Sinn Fein's Alex Maskey said unionist and loyalist leaders in
Sandy Row must act to have the threats lifted.

"There has been a long campaign of intimidation against
Catholics living in Whitehall Square and this latest incident is
a very worrying development," the South Belfast assembly member
said.

"Community leaders in Sandy Row must condemn these threats and
do all in their power to ensure that Catholics can live free
from intimidation."

BB GUN ATTACKS

Meanwhile, ball-bearing attacks have continued on the homes
of republicans in the west Belfast area, with attacks on Sinn
Fein Councillors Chrissie McAuley, Paul Butler and Fra McCann in
the past week.

Speaking after her home was damaged overnight, Councillor
McAuley those carrying out the attacks were furnished with
"accurate and up to date information on the addresses of
republicans in West Belfast.

"One obvious source of such information is the PSNI Special
Branch.

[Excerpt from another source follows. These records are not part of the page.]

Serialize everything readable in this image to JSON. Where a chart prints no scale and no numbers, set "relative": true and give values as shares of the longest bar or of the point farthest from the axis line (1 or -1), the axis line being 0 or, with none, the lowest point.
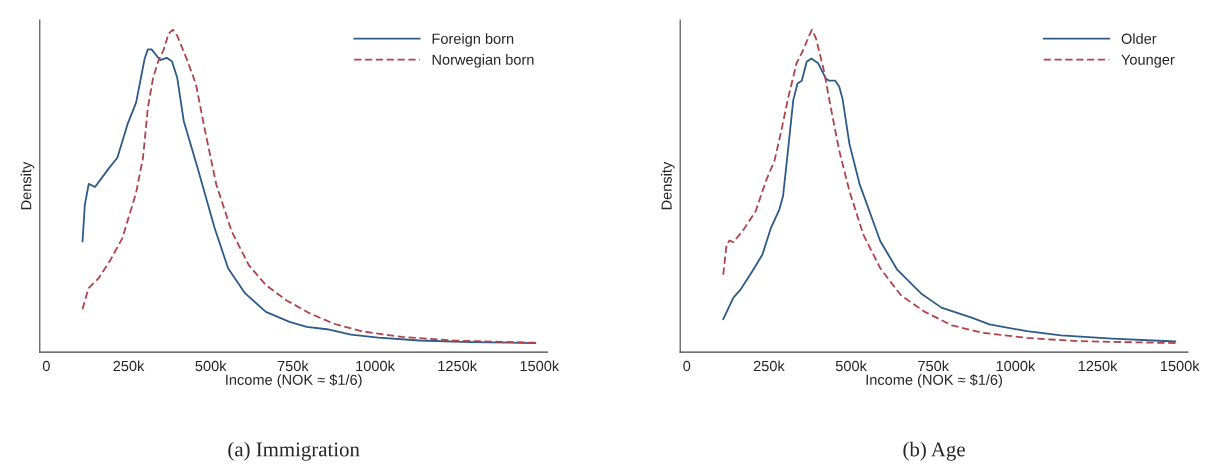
{
  "chart_data": [
    {
      "type": "line",
      "relative": true,
      "ylabel": "Density",
      "xlabel": "Income (NOK ≈ $1/6)",
      "xlim": [
        -20,
        1525
      ],
      "xticks": [
        0,
        {
          "value": 250,
          "label": "250k"
        },
        {
          "value": 500,
          "label": "500k"
        },
        {
          "value": 750,
          "label": "750k"
        },
        {
          "value": 1000,
          "label": "1000k"
        },
        {
          "value": 1250,
          "label": "1250k"
        },
        {
          "value": 1500,
          "label": "1500k"
        }
      ],
      "legend": "top right",
      "grid": false,
      "annotations": [
        "(a) Immigration"
      ],
      "series": [
        {
          "name": "Foreign born",
          "color": "#2f5b88",
          "line_style": "solid",
          "x": [
            110,
            117,
            129,
            148,
            190,
            216,
            247,
            273,
            299,
            309,
            320,
            346,
            366,
            382,
            398,
            418,
            460,
            512,
            553,
            605,
            668,
            740,
            792,
            854,
            927,
            1010,
            1135,
            1290,
            1488
          ],
          "values": [
            0.343,
            0.457,
            0.522,
            0.512,
            0.57,
            0.603,
            0.707,
            0.774,
            0.91,
            0.939,
            0.939,
            0.906,
            0.913,
            0.902,
            0.852,
            0.717,
            0.572,
            0.385,
            0.26,
            0.182,
            0.125,
            0.094,
            0.078,
            0.071,
            0.054,
            0.045,
            0.036,
            0.031,
            0.028
          ]
        },
        {
          "name": "Norwegian born",
          "color": "#b0434c",
          "line_style": "dashed",
          "x": [
            110,
            128,
            159,
            195,
            231,
            273,
            294,
            309,
            325,
            341,
            356,
            372,
            385,
            398,
            429,
            455,
            481,
            517,
            564,
            616,
            668,
            730,
            802,
            875,
            958,
            1083,
            1238,
            1488
          ],
          "values": [
            0.133,
            0.198,
            0.229,
            0.286,
            0.353,
            0.494,
            0.603,
            0.759,
            0.852,
            0.904,
            0.936,
            0.988,
            1.0,
            0.982,
            0.904,
            0.832,
            0.696,
            0.52,
            0.374,
            0.27,
            0.208,
            0.161,
            0.12,
            0.088,
            0.065,
            0.047,
            0.036,
            0.029
          ]
        }
      ]
    },
    {
      "type": "line",
      "relative": true,
      "ylabel": "Density",
      "xlabel": "Income (NOK ≈ $1/6)",
      "xlim": [
        -20,
        1525
      ],
      "xticks": [
        0,
        {
          "value": 250,
          "label": "250k"
        },
        {
          "value": 500,
          "label": "500k"
        },
        {
          "value": 750,
          "label": "750k"
        },
        {
          "value": 1000,
          "label": "1000k"
        },
        {
          "value": 1250,
          "label": "1250k"
        },
        {
          "value": 1500,
          "label": "1500k"
        }
      ],
      "legend": "top right",
      "grid": false,
      "annotations": [
        "(b) Age"
      ],
      "series": [
        {
          "name": "Older",
          "color": "#2f5b88",
          "line_style": "solid",
          "x": [
            111,
            142,
            163,
            199,
            230,
            256,
            282,
            293,
            308,
            324,
            337,
            350,
            365,
            379,
            400,
            423,
            433,
            452,
            464,
            474,
            495,
            526,
            589,
            641,
            713,
            775,
            869,
            921,
            1035,
            1139,
            1295,
            1487
          ],
          "values": [
            0.102,
            0.169,
            0.193,
            0.25,
            0.302,
            0.385,
            0.443,
            0.484,
            0.625,
            0.781,
            0.833,
            0.842,
            0.901,
            0.911,
            0.896,
            0.849,
            0.842,
            0.842,
            0.823,
            0.786,
            0.646,
            0.521,
            0.344,
            0.255,
            0.182,
            0.138,
            0.106,
            0.086,
            0.065,
            0.052,
            0.042,
            0.033
          ]
        },
        {
          "name": "Younger",
          "color": "#b0434c",
          "line_style": "dashed",
          "x": [
            111,
            121,
            130,
            142,
            173,
            210,
            241,
            267,
            288,
            308,
            334,
            355,
            371,
            381,
            393,
            417,
            438,
            464,
            495,
            537,
            589,
            651,
            724,
            807,
            900,
            1035,
            1191,
            1487
          ],
          "values": [
            0.24,
            0.333,
            0.346,
            0.341,
            0.38,
            0.438,
            0.531,
            0.594,
            0.688,
            0.786,
            0.896,
            0.938,
            0.979,
            1.0,
            0.974,
            0.875,
            0.76,
            0.625,
            0.5,
            0.365,
            0.26,
            0.177,
            0.125,
            0.083,
            0.06,
            0.044,
            0.034,
            0.028
          ]
        }
      ]
    }
  ]
}
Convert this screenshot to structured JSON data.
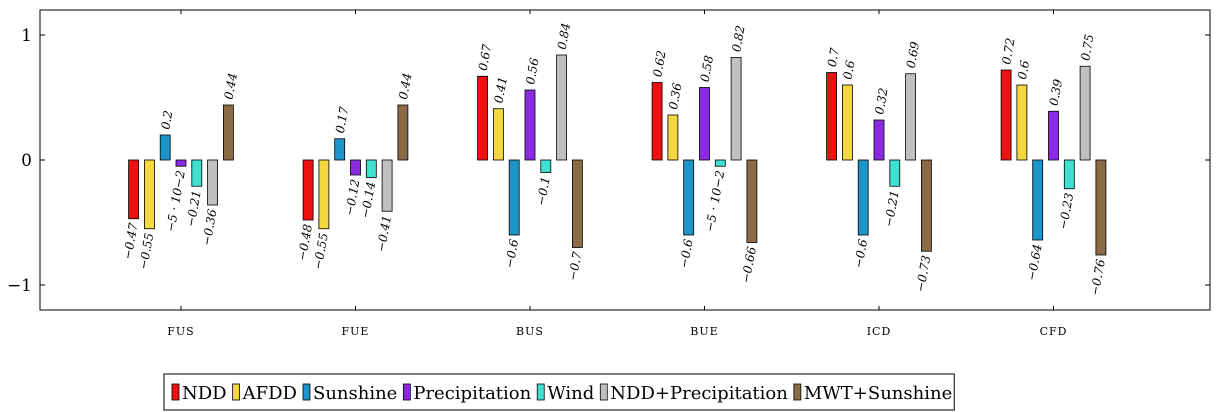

These attacks are not random, they are co-ordinated and
well planned.

"If this was happening to any other political party the great
and the good would be making their voices heard. So far we have
had nothing but silence from other political representatives or
the governments."


* Racial motivations are being investigated in the murder of a
Belfast man from injuries he sustained during a beating in
County Tyrone.

Forty-year-old Brij Sharma was assaulted in Cookstown at the
weekend and died in hospital last night. Two men, aged 20 and
25, appeared in court yesterday in connection with the incident.